Die CD&V hat nichts zu verlieren, unterstreicht Gazet van Antwerpen, sie steht vor unzähligen Herausforderungen. Die größte davon ist, die CD&V auf einen klaren Kurs zu setzen – und sie auch darauf zu halten. Mahdi steht hier vor einer schwierigen Aufgabe, aber er ist das Beste, was der CD&V passieren konnte: ein junger, intelligenter Politiker mit Migrationshintergrund und enormem Ehrgeiz, die Partei wieder auf die Beine zu bringen, meint Gazet van Antwerpen.

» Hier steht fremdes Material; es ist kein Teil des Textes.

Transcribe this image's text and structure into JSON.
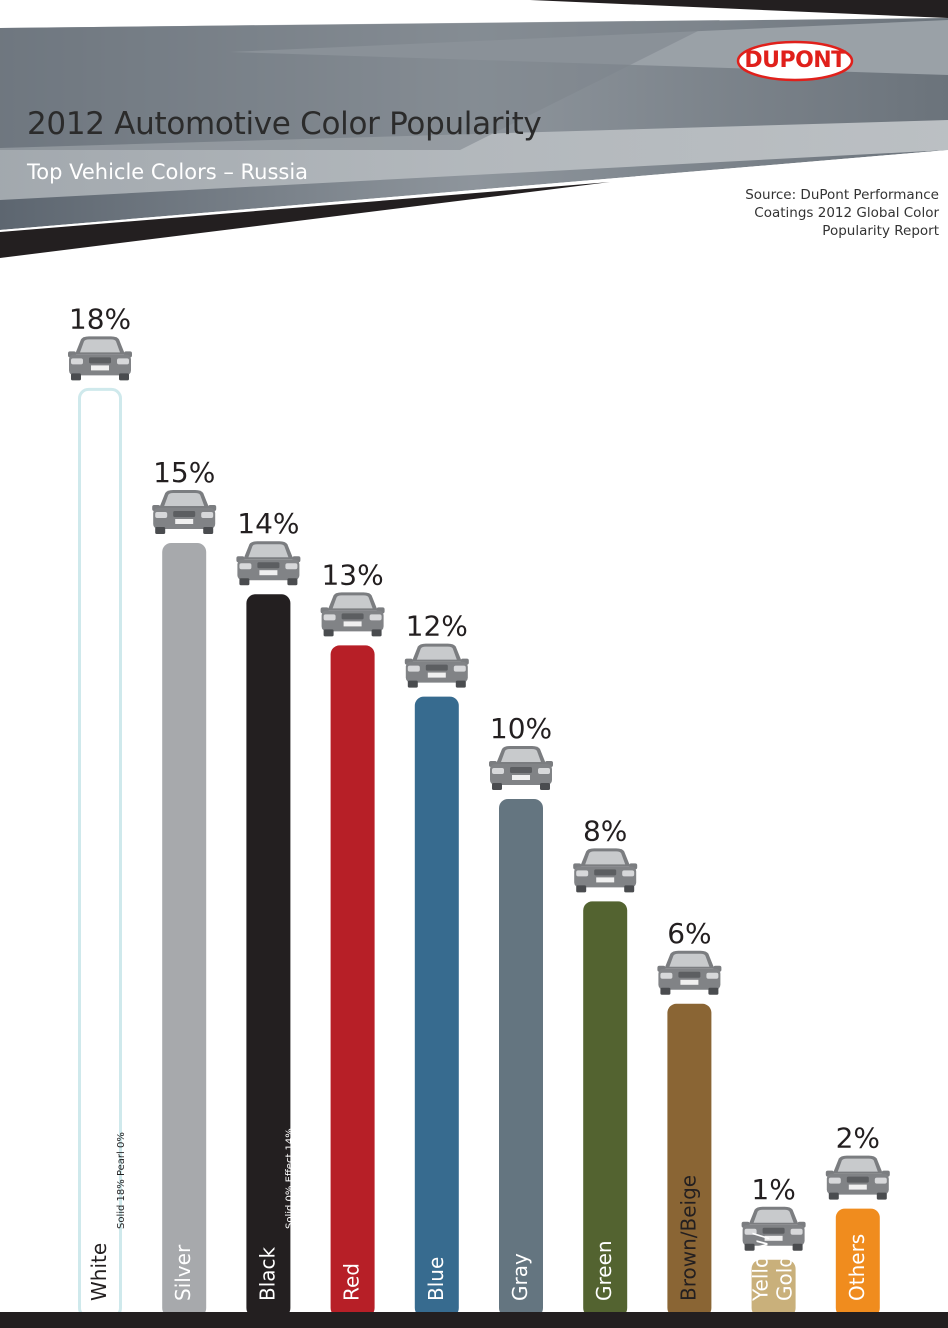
{
  "header": {
    "title": "2012 Automotive Color Popularity",
    "subtitle": "Top Vehicle Colors – Russia",
    "source": "Source: DuPont Performance Coatings 2012 Global Color Popularity Report",
    "logo_text": "DUPONT"
  },
  "chart_data": {
    "type": "bar",
    "title": "2012 Automotive Color Popularity",
    "subtitle": "Top Vehicle Colors – Russia",
    "ylim": [
      0,
      18
    ],
    "grid": false,
    "categories": [
      "White",
      "Silver",
      "Black",
      "Red",
      "Blue",
      "Gray",
      "Green",
      "Brown/Beige",
      "Yellow/ Gold",
      "Others"
    ],
    "values": [
      18,
      15,
      14,
      13,
      12,
      10,
      8,
      6,
      1,
      2
    ],
    "value_labels": [
      "18%",
      "15%",
      "14%",
      "13%",
      "12%",
      "10%",
      "8%",
      "6%",
      "1%",
      "2%"
    ],
    "colors": [
      "#ffffff",
      "#a7a9ac",
      "#231f20",
      "#b71f27",
      "#376b8f",
      "#647580",
      "#536330",
      "#8a6534",
      "#c9b07b",
      "#f08c1e"
    ],
    "white_outline_color": "#cfe9ec",
    "label_colors": [
      "#231f20",
      "#ffffff",
      "#ffffff",
      "#ffffff",
      "#ffffff",
      "#ffffff",
      "#ffffff",
      "#231f20",
      "#ffffff",
      "#ffffff"
    ],
    "breakdowns": [
      {
        "index": 0,
        "text": "Solid 18%   Pearl 0%"
      },
      {
        "index": 2,
        "text": "Solid 0%   Effect 14%"
      }
    ],
    "icon": "car-front-icon"
  }
}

Auf die neue Staatssekretärin für Asyl und Migration wartet eine wichtige, aber besonders undankbare Aufgabe, hält De Tijd fest: Wahltaktisch gibt es hier kaum etwas zu gewinnen. Andererseits ist die Chance, hier Fehler zu machen, sehr groß. Und dann ist der Kampf, den Nicole de Moor führen soll, auch noch einer, den sie quasi mit gebundenen Händen führen muss. Geopolitisch steht alles gegen sie: die langen Grenzen Europas, die Konfliktherde, die den Kontinent umringen, der Ukrainekrieg, der das noch verstärkt, und obendrauf kommt noch die drohende Hungerkrise in Afrika, die die Fluchtbewegungen weiter ankurbeln wird. Dann fehlt ihr noch ein weiteres elementares Schlussstück für ihre Asyl- und Migrationspolitik: verlässliche Abkommen mit den entsprechenden Ländern, um abgelehnte Flüchtlinge zurückschicken zu können. Belgiens Migrationspolitik liegt also größtenteils in den Händen anderer, so resigniert De Tijd.
Kann der Papiertiger die Seidenstraße aufhalten?

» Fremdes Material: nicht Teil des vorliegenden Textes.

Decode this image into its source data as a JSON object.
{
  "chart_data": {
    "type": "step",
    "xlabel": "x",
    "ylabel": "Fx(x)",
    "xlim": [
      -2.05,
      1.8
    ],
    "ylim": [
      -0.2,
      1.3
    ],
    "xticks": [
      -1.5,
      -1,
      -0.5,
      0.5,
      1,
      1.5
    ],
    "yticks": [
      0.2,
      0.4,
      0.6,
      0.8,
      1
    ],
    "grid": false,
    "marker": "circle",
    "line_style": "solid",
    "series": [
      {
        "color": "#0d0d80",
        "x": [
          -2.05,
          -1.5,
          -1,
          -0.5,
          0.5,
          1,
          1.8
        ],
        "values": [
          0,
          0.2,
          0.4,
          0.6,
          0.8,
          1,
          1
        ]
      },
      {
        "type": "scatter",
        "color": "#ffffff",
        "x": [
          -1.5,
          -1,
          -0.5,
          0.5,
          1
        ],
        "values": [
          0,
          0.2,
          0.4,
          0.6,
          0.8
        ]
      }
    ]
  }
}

Das GrenzEcho kommt in seinem Leitartikel auf den G7-Gipfel im deutschen Elmau zurück und pickt sich einen spezifischen Unterpunkt heraus: Mit einem 600 Milliarden schweren Investitionspaket will die G7 dem wachsenden Einfluss Chinas in der Welt etwas entgegensetzen. Im Visier ist eindeutig Chinas gemeinhin als "Neue Seidenstraße" bezeichnetes, sehr breit angelegtes Vorhaben. Laut Schätzungen hat das Land inzwischen schon 600 bis 800 Milliarden Dollar in diese Operation gesteckt. Pikanterweise flossen davon rund 25 Milliarden nach Europa, unter anderem nach Griechenland, Ungarn und sogar nach Belgien, wo in Lüttich eine europäische Basis der Seidenstraße entsteht. Der Versuch der G7-Staaten, in diesem Zusammenhang Indien, Südafrika, Indonesien, Argentinien und den Senegal auf ihre Seite zu ziehen, hatte bisher eher durchwachsenen Erfolg. Südafrika etwa beklagte, dass man sich ja bisher auch nicht für das Land interessiert hatte. Will man China Konkurrenz machen, müssen also schleunigst Taten folgen. Während der chinesische Tiger längst Beute macht, sind die westlichen Milliarden noch Papiertiger, kritisiert das GrenzEcho.